There just isn’t enough here for a book. The back cover description says it all: “All Tracy Dade wants is to deliver a healthy baby and be a good mother, but she fears her unhealthy relationship with her father [who, I should note, she hasn’t seen or talked to in years] will sabotage her ability to have a normal life. She decides reconciling with him is her only hope…In her way stands acres of land polluted with unexploded ordnance, an overprotective husband, a dangerous predator stalking the base, and her own stubborn heart. With her labor just hours away, she’s running out of time.” My thirteen year old son asked me what book I was reviewing. I handed it to him. He read this description and said, “How is that the basis for a whole book? She’s gonna try to make up with her dad with her labor just hours away?” Out of the mouths of babes…something something something something, as the wise person once said.
It should be noted, though, that this book has completely flawless punctuation. I don’t recall a single typo. I don’t know if this is the doing of the author or her book packaging company, Synergy Books, but it should be noted nonetheless. This is not to say that Weger doesn’t have some good ideas for a story, because this book definitely had moments of inspiration among the clutter—see many of the passages mixing the characters’ waking lives with their dreams, or nightmares, as the case most often is here—but all in all, there just isn’t enough of that shining prose. We are bombarded with completely inauthentic dialog, scene after scene of illogical situations for these characters to confront, as well as a diaspora of religious ideals that could only come from a place like California in “origin.” Throw in a thoroughly disgusting two-page account of placenta eating, and a VERY questionable defense of the swastika, and you have a book that could have only been dreamed up in the cultural wasteland that California has come to be known for.

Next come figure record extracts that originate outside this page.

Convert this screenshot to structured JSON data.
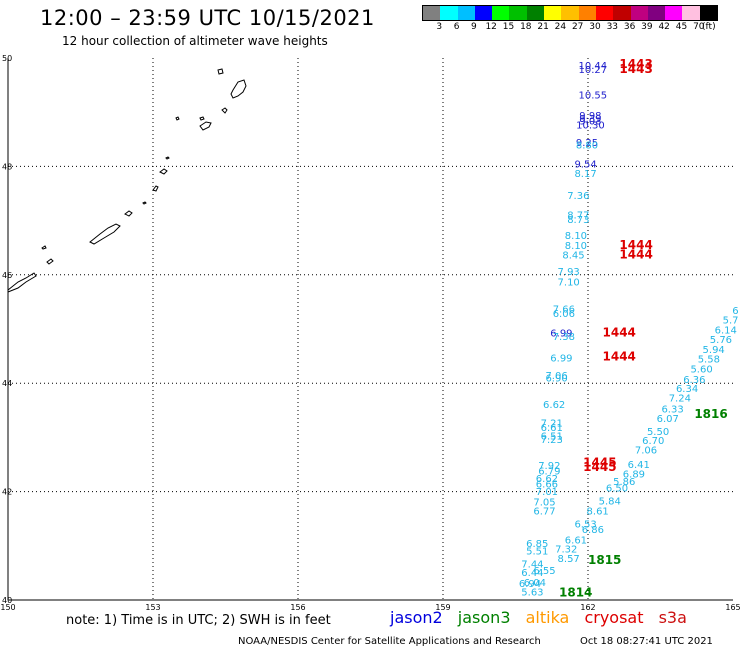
{
  "title": "12:00 – 23:59 UTC 10/15/2021",
  "subtitle": "12 hour collection of altimeter wave heights",
  "colorbar": {
    "unit": "(ft)",
    "colors": [
      "#808080",
      "#00ffff",
      "#00bfff",
      "#0000ff",
      "#00ff00",
      "#00c000",
      "#008000",
      "#ffff00",
      "#ffc000",
      "#ff8000",
      "#ff0000",
      "#c00000",
      "#c00080",
      "#800080",
      "#ff00ff",
      "#ffc0e0",
      "#000000"
    ],
    "labels": [
      "3",
      "6",
      "9",
      "12",
      "15",
      "18",
      "21",
      "24",
      "27",
      "30",
      "33",
      "36",
      "39",
      "42",
      "45",
      "70"
    ]
  },
  "map": {
    "lon_min": 150,
    "lon_max": 165,
    "lat_min": 40,
    "lat_max": 50,
    "lon_labels": [
      "150",
      "153",
      "156",
      "159",
      "162",
      "165"
    ],
    "lat_labels": [
      "50",
      "48",
      "46",
      "44",
      "42",
      "40"
    ]
  },
  "colors": {
    "jason2": "#0000dd",
    "jason3": "#008000",
    "altika": "#ff9900",
    "cryosat": "#dd0000",
    "s3a": "#cc1111",
    "track_blue": "#2020cc",
    "track_cyan": "#22b6e6",
    "time_red": "#dd0000",
    "time_green": "#008000"
  },
  "observations": [
    {
      "text": "10.44",
      "lon": 162.1,
      "lat": 49.8,
      "c": "track_blue"
    },
    {
      "text": "10.27",
      "lon": 162.1,
      "lat": 49.72,
      "c": "track_blue"
    },
    {
      "text": "10.55",
      "lon": 162.1,
      "lat": 49.25,
      "c": "track_blue"
    },
    {
      "text": "9.98",
      "lon": 162.05,
      "lat": 48.87,
      "c": "track_blue"
    },
    {
      "text": "9.39",
      "lon": 162.05,
      "lat": 48.82,
      "c": "track_blue"
    },
    {
      "text": "9.03",
      "lon": 162.05,
      "lat": 48.77,
      "c": "track_blue"
    },
    {
      "text": "10.30",
      "lon": 162.05,
      "lat": 48.7,
      "c": "track_blue"
    },
    {
      "text": "9.25",
      "lon": 161.98,
      "lat": 48.38,
      "c": "track_blue"
    },
    {
      "text": "8.80",
      "lon": 161.98,
      "lat": 48.33,
      "c": "track_cyan"
    },
    {
      "text": "9.54",
      "lon": 161.95,
      "lat": 47.98,
      "c": "track_blue"
    },
    {
      "text": "8.17",
      "lon": 161.95,
      "lat": 47.8,
      "c": "track_cyan"
    },
    {
      "text": "7.36",
      "lon": 161.8,
      "lat": 47.4,
      "c": "track_cyan"
    },
    {
      "text": "8.77",
      "lon": 161.8,
      "lat": 47.04,
      "c": "track_cyan"
    },
    {
      "text": "8.73",
      "lon": 161.8,
      "lat": 46.96,
      "c": "track_cyan"
    },
    {
      "text": "8.10",
      "lon": 161.75,
      "lat": 46.66,
      "c": "track_cyan"
    },
    {
      "text": "8.10",
      "lon": 161.75,
      "lat": 46.48,
      "c": "track_cyan"
    },
    {
      "text": "8.45",
      "lon": 161.7,
      "lat": 46.3,
      "c": "track_cyan"
    },
    {
      "text": "7.93",
      "lon": 161.6,
      "lat": 46.0,
      "c": "track_cyan"
    },
    {
      "text": "7.10",
      "lon": 161.6,
      "lat": 45.8,
      "c": "track_cyan"
    },
    {
      "text": "7.66",
      "lon": 161.5,
      "lat": 45.3,
      "c": "track_cyan"
    },
    {
      "text": "6.06",
      "lon": 161.5,
      "lat": 45.22,
      "c": "track_cyan"
    },
    {
      "text": "6.99",
      "lon": 161.45,
      "lat": 44.86,
      "c": "track_blue"
    },
    {
      "text": "7.38",
      "lon": 161.5,
      "lat": 44.8,
      "c": "track_cyan"
    },
    {
      "text": "6.99",
      "lon": 161.45,
      "lat": 44.4,
      "c": "track_cyan"
    },
    {
      "text": "7.06",
      "lon": 161.35,
      "lat": 44.08,
      "c": "track_cyan"
    },
    {
      "text": "6.90",
      "lon": 161.35,
      "lat": 44.03,
      "c": "track_cyan"
    },
    {
      "text": "6.62",
      "lon": 161.3,
      "lat": 43.54,
      "c": "track_cyan"
    },
    {
      "text": "7.21",
      "lon": 161.25,
      "lat": 43.2,
      "c": "track_cyan"
    },
    {
      "text": "6.61",
      "lon": 161.25,
      "lat": 43.12,
      "c": "track_cyan"
    },
    {
      "text": "6.51",
      "lon": 161.25,
      "lat": 42.96,
      "c": "track_cyan"
    },
    {
      "text": "7.23",
      "lon": 161.25,
      "lat": 42.9,
      "c": "track_cyan"
    },
    {
      "text": "7.92",
      "lon": 161.2,
      "lat": 42.42,
      "c": "track_cyan"
    },
    {
      "text": "6.79",
      "lon": 161.2,
      "lat": 42.32,
      "c": "track_cyan"
    },
    {
      "text": "6.62",
      "lon": 161.15,
      "lat": 42.18,
      "c": "track_cyan"
    },
    {
      "text": "6.66",
      "lon": 161.15,
      "lat": 42.08,
      "c": "track_cyan"
    },
    {
      "text": "7.01",
      "lon": 161.15,
      "lat": 41.94,
      "c": "track_cyan"
    },
    {
      "text": "7.05",
      "lon": 161.1,
      "lat": 41.74,
      "c": "track_cyan"
    },
    {
      "text": "6.77",
      "lon": 161.1,
      "lat": 41.58,
      "c": "track_cyan"
    },
    {
      "text": "6.85",
      "lon": 160.95,
      "lat": 40.98,
      "c": "track_cyan"
    },
    {
      "text": "5.51",
      "lon": 160.95,
      "lat": 40.84,
      "c": "track_cyan"
    },
    {
      "text": "7.32",
      "lon": 161.55,
      "lat": 40.88,
      "c": "track_cyan"
    },
    {
      "text": "6.61",
      "lon": 161.75,
      "lat": 41.04,
      "c": "track_cyan"
    },
    {
      "text": "8.57",
      "lon": 161.6,
      "lat": 40.7,
      "c": "track_cyan"
    },
    {
      "text": "7.44",
      "lon": 160.85,
      "lat": 40.6,
      "c": "track_cyan"
    },
    {
      "text": "6.55",
      "lon": 161.1,
      "lat": 40.48,
      "c": "track_cyan"
    },
    {
      "text": "6.44",
      "lon": 160.85,
      "lat": 40.44,
      "c": "track_cyan"
    },
    {
      "text": "6.04",
      "lon": 160.9,
      "lat": 40.26,
      "c": "track_cyan"
    },
    {
      "text": "6.94",
      "lon": 160.8,
      "lat": 40.24,
      "c": "track_cyan"
    },
    {
      "text": "5.63",
      "lon": 160.85,
      "lat": 40.08,
      "c": "track_cyan"
    },
    {
      "text": "6.86",
      "lon": 162.1,
      "lat": 41.24,
      "c": "track_cyan"
    },
    {
      "text": "6.53",
      "lon": 161.95,
      "lat": 41.34,
      "c": "track_cyan"
    },
    {
      "text": "8.61",
      "lon": 162.2,
      "lat": 41.58,
      "c": "track_cyan"
    },
    {
      "text": "5.84",
      "lon": 162.45,
      "lat": 41.76,
      "c": "track_cyan"
    },
    {
      "text": "6.50",
      "lon": 162.6,
      "lat": 42.0,
      "c": "track_cyan"
    },
    {
      "text": "5.86",
      "lon": 162.75,
      "lat": 42.12,
      "c": "track_cyan"
    },
    {
      "text": "6.89",
      "lon": 162.95,
      "lat": 42.26,
      "c": "track_cyan"
    },
    {
      "text": "6.41",
      "lon": 163.05,
      "lat": 42.44,
      "c": "track_cyan"
    },
    {
      "text": "7.06",
      "lon": 163.2,
      "lat": 42.7,
      "c": "track_cyan"
    },
    {
      "text": "6.70",
      "lon": 163.35,
      "lat": 42.88,
      "c": "track_cyan"
    },
    {
      "text": "5.50",
      "lon": 163.45,
      "lat": 43.04,
      "c": "track_cyan"
    },
    {
      "text": "6.07",
      "lon": 163.65,
      "lat": 43.28,
      "c": "track_cyan"
    },
    {
      "text": "6.33",
      "lon": 163.75,
      "lat": 43.46,
      "c": "track_cyan"
    },
    {
      "text": "7.24",
      "lon": 163.9,
      "lat": 43.66,
      "c": "track_cyan"
    },
    {
      "text": "6.34",
      "lon": 164.05,
      "lat": 43.84,
      "c": "track_cyan"
    },
    {
      "text": "6.36",
      "lon": 164.2,
      "lat": 44.0,
      "c": "track_cyan"
    },
    {
      "text": "5.60",
      "lon": 164.35,
      "lat": 44.2,
      "c": "track_cyan"
    },
    {
      "text": "5.58",
      "lon": 164.5,
      "lat": 44.38,
      "c": "track_cyan"
    },
    {
      "text": "5.94",
      "lon": 164.6,
      "lat": 44.56,
      "c": "track_cyan"
    },
    {
      "text": "5.76",
      "lon": 164.75,
      "lat": 44.74,
      "c": "track_cyan"
    },
    {
      "text": "6.14",
      "lon": 164.85,
      "lat": 44.92,
      "c": "track_cyan"
    },
    {
      "text": "5.7",
      "lon": 164.95,
      "lat": 45.1,
      "c": "track_cyan"
    },
    {
      "text": "6",
      "lon": 165.05,
      "lat": 45.28,
      "c": "track_cyan"
    }
  ],
  "time_labels": [
    {
      "text": "1443",
      "lon": 162.65,
      "lat": 49.82,
      "c": "time_red"
    },
    {
      "text": "1443",
      "lon": 162.65,
      "lat": 49.72,
      "c": "time_red"
    },
    {
      "text": "1444",
      "lon": 162.65,
      "lat": 46.48,
      "c": "time_red"
    },
    {
      "text": "1444",
      "lon": 162.65,
      "lat": 46.3,
      "c": "time_red"
    },
    {
      "text": "1444",
      "lon": 162.3,
      "lat": 44.86,
      "c": "time_red"
    },
    {
      "text": "1444",
      "lon": 162.3,
      "lat": 44.42,
      "c": "time_red"
    },
    {
      "text": "1445",
      "lon": 161.9,
      "lat": 42.46,
      "c": "time_red"
    },
    {
      "text": "1445",
      "lon": 161.9,
      "lat": 42.38,
      "c": "time_red"
    },
    {
      "text": "1816",
      "lon": 164.2,
      "lat": 43.36,
      "c": "time_green"
    },
    {
      "text": "1815",
      "lon": 162.0,
      "lat": 40.66,
      "c": "time_green"
    },
    {
      "text": "1814",
      "lon": 161.4,
      "lat": 40.06,
      "c": "time_green"
    }
  ],
  "note": "note: 1) Time is in UTC; 2) SWH is in feet",
  "satellites": {
    "jason2": "jason2",
    "jason3": "jason3",
    "altika": "altika",
    "cryosat": "cryosat",
    "s3a": "s3a"
  },
  "credit": "NOAA/NESDIS Center for Satellite Applications and Research",
  "timestamp": "Oct 18 08:27:41 UTC 2021"
}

But at least it’s not Florida.
*New Frank Daniels review feature: the favorite sentence*
*Wherein Frank Daniels chooses one sentence or short paragraph or maybe a few sentences that don’t necessarily make up an entire paragraph but nonetheless form a completed thought.
“Tracy rubbed her taut belly and thought about the day she would have a new baby. Her very first. She never believed it would happen, especially over the age of thirty and [after] all those abortions.”